Su voz como una especie de rogativa. De plegaria.

—A mí también me gustaría, pero debo estudiar toda la noche.

—Te espero entonces al final de la noche.

—¿A las cinco de la mañana?

—Te estaré esperando en casa a las cinco de la mañana con los ojos de par en par, Antonio.

Imposible evitar los comentarios de Ezequiel, “¿Rosa Luxemburgo a las cinco de la mañana con voz de call-girl fina?”.

—No es ninguna Rosa Luxemburgo.

—A mí se me hace que sí. Conozco tu racismo intelectual. Si no, ya la habrías mandado a freír espárragos.

Si viera a Paula. Ezequiel conoce una ínfima porción de mí. Antonio el especialista, el exigente. No conoció a Antonio el naufragado. Mejor.

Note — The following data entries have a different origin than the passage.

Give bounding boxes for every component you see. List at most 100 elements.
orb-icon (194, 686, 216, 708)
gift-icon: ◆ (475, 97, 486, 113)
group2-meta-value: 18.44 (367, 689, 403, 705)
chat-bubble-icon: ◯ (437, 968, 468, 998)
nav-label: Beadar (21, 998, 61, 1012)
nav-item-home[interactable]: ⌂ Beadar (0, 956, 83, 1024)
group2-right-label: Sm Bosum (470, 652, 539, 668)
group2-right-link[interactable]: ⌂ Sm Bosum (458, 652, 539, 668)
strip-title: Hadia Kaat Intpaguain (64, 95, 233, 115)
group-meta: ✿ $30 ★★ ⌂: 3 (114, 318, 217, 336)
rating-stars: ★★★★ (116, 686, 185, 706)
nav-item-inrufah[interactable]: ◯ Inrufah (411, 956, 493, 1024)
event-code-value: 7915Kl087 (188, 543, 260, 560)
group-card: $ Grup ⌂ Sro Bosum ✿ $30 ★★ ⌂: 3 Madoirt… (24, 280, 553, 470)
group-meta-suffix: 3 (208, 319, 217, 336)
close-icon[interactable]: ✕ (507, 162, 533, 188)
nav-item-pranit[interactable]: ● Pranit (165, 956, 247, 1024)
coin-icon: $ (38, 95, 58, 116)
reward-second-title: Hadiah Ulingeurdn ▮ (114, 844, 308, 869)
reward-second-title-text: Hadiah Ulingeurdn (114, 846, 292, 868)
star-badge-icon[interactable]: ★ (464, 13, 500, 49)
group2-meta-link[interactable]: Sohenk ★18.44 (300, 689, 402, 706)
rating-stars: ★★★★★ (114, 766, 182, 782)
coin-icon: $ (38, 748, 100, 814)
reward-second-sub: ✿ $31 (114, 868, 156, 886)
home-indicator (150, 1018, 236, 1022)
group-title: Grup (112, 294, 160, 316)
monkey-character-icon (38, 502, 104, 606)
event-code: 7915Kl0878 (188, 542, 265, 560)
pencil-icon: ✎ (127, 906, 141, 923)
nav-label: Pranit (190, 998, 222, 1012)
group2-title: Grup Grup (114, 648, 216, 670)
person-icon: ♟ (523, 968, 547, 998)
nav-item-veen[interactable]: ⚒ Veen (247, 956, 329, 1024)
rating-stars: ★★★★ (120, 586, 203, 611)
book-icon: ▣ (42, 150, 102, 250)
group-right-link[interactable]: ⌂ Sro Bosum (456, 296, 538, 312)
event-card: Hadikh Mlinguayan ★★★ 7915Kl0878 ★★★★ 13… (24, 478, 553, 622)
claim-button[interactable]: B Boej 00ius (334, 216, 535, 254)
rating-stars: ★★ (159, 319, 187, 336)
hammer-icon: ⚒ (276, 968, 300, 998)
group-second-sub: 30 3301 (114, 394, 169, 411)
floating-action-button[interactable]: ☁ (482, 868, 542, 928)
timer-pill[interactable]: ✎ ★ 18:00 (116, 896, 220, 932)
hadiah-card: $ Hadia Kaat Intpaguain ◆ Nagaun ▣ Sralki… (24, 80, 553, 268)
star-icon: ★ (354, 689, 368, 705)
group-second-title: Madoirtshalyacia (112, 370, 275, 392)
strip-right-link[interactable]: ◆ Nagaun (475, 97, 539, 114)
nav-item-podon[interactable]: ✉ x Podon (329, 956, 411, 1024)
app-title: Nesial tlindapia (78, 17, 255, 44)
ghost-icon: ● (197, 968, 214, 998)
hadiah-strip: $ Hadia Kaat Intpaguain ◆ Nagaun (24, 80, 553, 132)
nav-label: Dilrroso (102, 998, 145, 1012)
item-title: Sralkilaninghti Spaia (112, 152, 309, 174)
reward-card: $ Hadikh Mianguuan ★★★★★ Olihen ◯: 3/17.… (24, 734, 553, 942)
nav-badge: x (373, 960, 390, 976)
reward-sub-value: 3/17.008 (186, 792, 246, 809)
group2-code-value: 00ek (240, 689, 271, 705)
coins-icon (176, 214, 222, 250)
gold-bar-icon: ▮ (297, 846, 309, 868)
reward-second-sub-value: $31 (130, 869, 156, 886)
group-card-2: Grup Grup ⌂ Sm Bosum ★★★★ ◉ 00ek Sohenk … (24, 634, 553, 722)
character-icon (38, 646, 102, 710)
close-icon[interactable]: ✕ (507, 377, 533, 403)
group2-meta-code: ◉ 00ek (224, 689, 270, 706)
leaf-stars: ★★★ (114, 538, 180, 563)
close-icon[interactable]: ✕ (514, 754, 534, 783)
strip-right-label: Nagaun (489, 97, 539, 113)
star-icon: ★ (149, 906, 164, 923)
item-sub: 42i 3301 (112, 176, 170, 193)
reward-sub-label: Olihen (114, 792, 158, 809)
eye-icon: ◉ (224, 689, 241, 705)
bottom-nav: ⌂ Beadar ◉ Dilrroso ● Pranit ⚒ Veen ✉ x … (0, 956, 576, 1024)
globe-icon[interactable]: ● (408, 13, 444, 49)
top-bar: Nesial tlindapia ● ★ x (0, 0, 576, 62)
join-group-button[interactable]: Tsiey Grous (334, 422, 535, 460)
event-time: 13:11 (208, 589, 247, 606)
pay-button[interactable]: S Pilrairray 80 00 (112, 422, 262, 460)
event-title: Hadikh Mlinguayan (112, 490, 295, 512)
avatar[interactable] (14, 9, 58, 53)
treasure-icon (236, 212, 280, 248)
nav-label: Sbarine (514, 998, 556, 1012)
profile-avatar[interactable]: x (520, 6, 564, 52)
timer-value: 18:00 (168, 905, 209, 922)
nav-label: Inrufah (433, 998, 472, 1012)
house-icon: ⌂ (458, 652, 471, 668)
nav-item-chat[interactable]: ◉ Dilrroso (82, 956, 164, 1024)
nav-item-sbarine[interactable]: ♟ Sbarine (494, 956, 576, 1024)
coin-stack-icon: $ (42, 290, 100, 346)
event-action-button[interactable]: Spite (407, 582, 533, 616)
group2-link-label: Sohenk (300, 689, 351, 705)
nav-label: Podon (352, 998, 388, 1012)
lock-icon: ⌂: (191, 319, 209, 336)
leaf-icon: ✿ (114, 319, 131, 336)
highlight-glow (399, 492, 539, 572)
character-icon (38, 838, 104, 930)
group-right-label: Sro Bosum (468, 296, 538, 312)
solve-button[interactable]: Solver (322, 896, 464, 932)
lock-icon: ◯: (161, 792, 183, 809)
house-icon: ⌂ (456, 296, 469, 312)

De verdad me está esperando a las cinco y media de la mañana con una taza de humeante café negro. Sin trazas de fatiga. Los ojos bien abiertos. Maquillados. Las mismas manos: anillos, brazaletes. Una boca expresiva. Una sonrisa. Me pregunta sobre mi investigación pero hoy he venido para olvidarla. Ella quiere hablar. Estoy cansado, se lo digo. Se acerca. Me dice que me va a leer poemas. Se suelta el pelo. Alargo la mano pero ella está distante. Quiere hablar. Me lee un poema de Tomás Segovia con su voz de timbre bajo. “Voz de call-girl fina”. Típico comentario de Ezequiel. ¿Qué sabrá él de call-girls finas?

Estoy cansado. El poema me excita y me adormece. El silencio que reina aquí. Hacer el amor y dormirse después, es lo único que se puede desear a las cinco y media de la mañana. ¿No se da cuenta? ¿Para qué me ha invitado? No pensará pedirle a un hombre que se ha pasado la noche estudiando una conversación mundana de madrugada. Con una chica provocadoramente vestida y prácticamente sobre la cama.